As a counterweight to animal eating we are vegan. If we want to talk about that we don’t need to confront anyone or be judgemental, not because we don’t want to give offence but because too many people (vegan included) are looking for a fight. They find it attractive. It makes direct action seem to be the only effective way of making ourselves heard, but is it going to be a non-violent event? An ‘action’ isn’t just a rescue mission it often involves some media coverage, some drama, a theatrical event that will attract our attention, plus it usually promises all the excitement of a stoush. A direct action event usually makes headlines and through the story we get good publicity for the animal issue in question, along with pictures of ‘the confrontation’ and questions at work the next day, “Did you see us on telly last night?”.
After an event has been reported and shown on mass media it feels as though we’re making progress. The message is getting out there. But unfortunately long lasting change isn’t brought about by last night’s news, it’s more about this morning’s breakfast. It at the shop, in our own trolley, that it counts. Now, this afternoon’s shopping expedition doesn’t sound very dramatic or exciting. But that’s where changes takes place; until we can reach the shopper shopping we won’t stop them reaching for the packet of bacon or the carton of eggs. And we will never reach them while we set up a contest of wills, because we’re up against the consumer’s freedom of choice. Everything vegans do, all our rescuing and protesting activities, have to be measured against the consumption of bacon and eggs. All the time people are refusing to change their eating habits they won’t associate the word “ugly” with “the animal industry”, they’ll see the very opposite. These industries provision us. These shops that sell us shoes and groceries are hardly ugly to most people, since they spend so much of their time in them!
Vegans could mount picket lines outside every shop in the land but we’d need an army to do it. So instead we have to educate people. Whenever we have the chance we should be at the ready to engage people about ‘the animals’. We can talk as casually about this subject as befits the people we’re talking to, as casually as one might chat about a movie or a book we’ve just read. It’s just new information and new ideas. By keeping up our sleeves lots of embarrassing facts and logical arguments we may never need to use them. Instead we can listen and talk as if we were discussing last night’s football results. We needn’t use what we know, but it must be there as a back up. These facts we know, that they don’t, are both shocking and deeply uninteresting to those who ‘don’t want to know’. What we know may be left unsaid. We aren’t engaging in a stoush. We’re not preachers either unless to paint in a background of people full of compassion and peace. And let’s say we get people to agree that we aren’t speaking garbage, then, with our information passed across, our role can be over. Then it’s up to them whether or not to act. To ask advice, etc.

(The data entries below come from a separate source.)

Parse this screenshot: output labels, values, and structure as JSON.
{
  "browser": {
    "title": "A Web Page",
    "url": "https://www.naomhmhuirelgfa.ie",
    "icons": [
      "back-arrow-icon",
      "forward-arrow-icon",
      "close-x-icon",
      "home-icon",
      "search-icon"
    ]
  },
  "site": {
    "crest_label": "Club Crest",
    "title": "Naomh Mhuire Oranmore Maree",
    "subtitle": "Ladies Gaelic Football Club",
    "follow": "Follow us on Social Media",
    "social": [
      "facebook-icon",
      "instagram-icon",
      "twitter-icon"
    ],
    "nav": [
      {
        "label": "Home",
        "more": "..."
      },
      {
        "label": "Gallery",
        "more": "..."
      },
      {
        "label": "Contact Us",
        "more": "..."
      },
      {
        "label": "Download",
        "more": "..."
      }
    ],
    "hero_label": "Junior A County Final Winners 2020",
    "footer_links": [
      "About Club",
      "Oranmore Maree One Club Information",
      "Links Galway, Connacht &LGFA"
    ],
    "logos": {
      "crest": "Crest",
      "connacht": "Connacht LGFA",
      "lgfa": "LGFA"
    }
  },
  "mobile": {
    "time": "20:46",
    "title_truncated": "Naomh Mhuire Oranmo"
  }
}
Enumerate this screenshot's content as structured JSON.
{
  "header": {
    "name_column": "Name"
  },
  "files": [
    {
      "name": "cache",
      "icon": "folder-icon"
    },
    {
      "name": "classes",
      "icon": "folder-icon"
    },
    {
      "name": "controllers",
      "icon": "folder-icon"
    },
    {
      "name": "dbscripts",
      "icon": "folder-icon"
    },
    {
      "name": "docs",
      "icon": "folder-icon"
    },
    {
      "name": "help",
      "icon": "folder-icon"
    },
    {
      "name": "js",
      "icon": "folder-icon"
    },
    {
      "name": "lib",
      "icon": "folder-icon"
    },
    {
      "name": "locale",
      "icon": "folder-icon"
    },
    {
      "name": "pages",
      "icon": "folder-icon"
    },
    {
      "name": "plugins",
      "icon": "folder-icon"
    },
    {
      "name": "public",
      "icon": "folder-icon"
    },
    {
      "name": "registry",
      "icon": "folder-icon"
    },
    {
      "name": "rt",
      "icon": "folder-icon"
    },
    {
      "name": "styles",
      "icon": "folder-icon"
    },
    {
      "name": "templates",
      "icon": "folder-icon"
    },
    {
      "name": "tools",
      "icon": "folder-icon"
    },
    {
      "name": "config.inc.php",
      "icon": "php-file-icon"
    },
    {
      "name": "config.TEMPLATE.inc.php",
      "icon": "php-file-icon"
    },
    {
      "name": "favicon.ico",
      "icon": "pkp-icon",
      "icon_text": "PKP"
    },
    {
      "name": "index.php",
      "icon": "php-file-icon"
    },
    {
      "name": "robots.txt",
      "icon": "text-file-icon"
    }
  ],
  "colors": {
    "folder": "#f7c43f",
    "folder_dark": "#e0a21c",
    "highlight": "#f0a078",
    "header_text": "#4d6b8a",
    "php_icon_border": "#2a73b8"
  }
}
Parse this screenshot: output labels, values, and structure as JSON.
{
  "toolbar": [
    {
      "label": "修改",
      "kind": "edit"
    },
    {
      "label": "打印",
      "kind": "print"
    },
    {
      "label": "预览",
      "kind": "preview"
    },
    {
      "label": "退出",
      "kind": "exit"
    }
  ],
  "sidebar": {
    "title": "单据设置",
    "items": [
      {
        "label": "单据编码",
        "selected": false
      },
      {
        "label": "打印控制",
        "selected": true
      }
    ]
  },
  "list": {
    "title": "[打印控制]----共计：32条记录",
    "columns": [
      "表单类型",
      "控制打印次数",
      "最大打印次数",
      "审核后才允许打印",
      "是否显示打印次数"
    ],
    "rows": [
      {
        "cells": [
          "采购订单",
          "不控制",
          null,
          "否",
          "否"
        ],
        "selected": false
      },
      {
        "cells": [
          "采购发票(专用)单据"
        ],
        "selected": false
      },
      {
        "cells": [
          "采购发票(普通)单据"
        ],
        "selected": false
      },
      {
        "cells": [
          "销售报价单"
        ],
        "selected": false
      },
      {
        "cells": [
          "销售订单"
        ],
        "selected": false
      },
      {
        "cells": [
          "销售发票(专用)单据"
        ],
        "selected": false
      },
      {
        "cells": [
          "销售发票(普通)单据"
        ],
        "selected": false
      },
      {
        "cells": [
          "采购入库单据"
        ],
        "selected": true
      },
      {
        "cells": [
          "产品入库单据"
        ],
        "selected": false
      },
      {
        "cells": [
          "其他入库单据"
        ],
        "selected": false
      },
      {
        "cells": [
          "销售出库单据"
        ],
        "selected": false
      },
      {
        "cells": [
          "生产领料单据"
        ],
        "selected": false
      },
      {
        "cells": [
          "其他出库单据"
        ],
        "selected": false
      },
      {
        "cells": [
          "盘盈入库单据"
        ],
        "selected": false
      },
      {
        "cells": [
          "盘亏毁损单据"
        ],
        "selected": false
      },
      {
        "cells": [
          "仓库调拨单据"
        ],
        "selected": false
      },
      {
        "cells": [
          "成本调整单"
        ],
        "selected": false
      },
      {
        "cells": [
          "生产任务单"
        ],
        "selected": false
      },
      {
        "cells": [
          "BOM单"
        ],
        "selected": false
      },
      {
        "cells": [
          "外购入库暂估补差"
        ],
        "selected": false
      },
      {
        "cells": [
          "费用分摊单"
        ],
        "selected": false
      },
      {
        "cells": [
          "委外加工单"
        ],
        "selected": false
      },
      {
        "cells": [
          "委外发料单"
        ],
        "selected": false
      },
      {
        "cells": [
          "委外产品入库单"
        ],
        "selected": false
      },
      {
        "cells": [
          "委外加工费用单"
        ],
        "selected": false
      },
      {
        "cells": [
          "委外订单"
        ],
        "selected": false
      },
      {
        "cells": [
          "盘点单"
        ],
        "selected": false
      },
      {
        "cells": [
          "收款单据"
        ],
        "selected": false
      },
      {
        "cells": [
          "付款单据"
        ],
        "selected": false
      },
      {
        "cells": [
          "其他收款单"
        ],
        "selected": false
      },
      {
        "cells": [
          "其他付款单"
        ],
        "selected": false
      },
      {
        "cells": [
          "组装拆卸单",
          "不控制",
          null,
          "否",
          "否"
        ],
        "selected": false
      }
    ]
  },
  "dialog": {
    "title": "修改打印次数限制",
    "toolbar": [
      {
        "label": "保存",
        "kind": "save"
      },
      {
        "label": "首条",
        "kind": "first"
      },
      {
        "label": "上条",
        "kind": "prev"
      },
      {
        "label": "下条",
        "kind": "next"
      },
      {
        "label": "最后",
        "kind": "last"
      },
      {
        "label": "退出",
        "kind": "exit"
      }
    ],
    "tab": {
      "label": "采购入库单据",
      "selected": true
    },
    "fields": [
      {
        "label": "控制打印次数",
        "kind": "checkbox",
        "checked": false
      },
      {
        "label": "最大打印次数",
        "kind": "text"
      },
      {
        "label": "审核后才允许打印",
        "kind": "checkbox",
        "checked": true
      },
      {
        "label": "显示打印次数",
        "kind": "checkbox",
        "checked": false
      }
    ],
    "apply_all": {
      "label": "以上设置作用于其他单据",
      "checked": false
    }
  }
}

After dropping the egg and bacon habit, life should follow on more easily and certainly more logically. But of course none of this will happen if a person thinks he or she has been railroaded. It’s the free-willed human being we’re talking about here, pre-vegans, those who have decided not to take up principle-driven self discipline for whatever reason. We, as advocates, need to discover each of those reasons, so we can unravel them.
Whether railroaded or obstinate or plain couldn’t-care-less, most people given the chance are spenders, conspiring with animal abusers, jealously maintaining their right to choose what they eat. It’s as if they build walls of thoughtlessness to fight off the wicked vegans, because to them it’s an anathema, the idea of animals having rights, the idea of no more animal products on the market. These consumers aren’t necessarily hard hearted or implacably anti-vegan, it’s just that they’re in love with animal products and won’t relinquish them under any circumstances.
This is why vegans have their work cut out. We’re in the business of communicating with people, explaining to them why they should boycott animal products and why spend their money more humanely.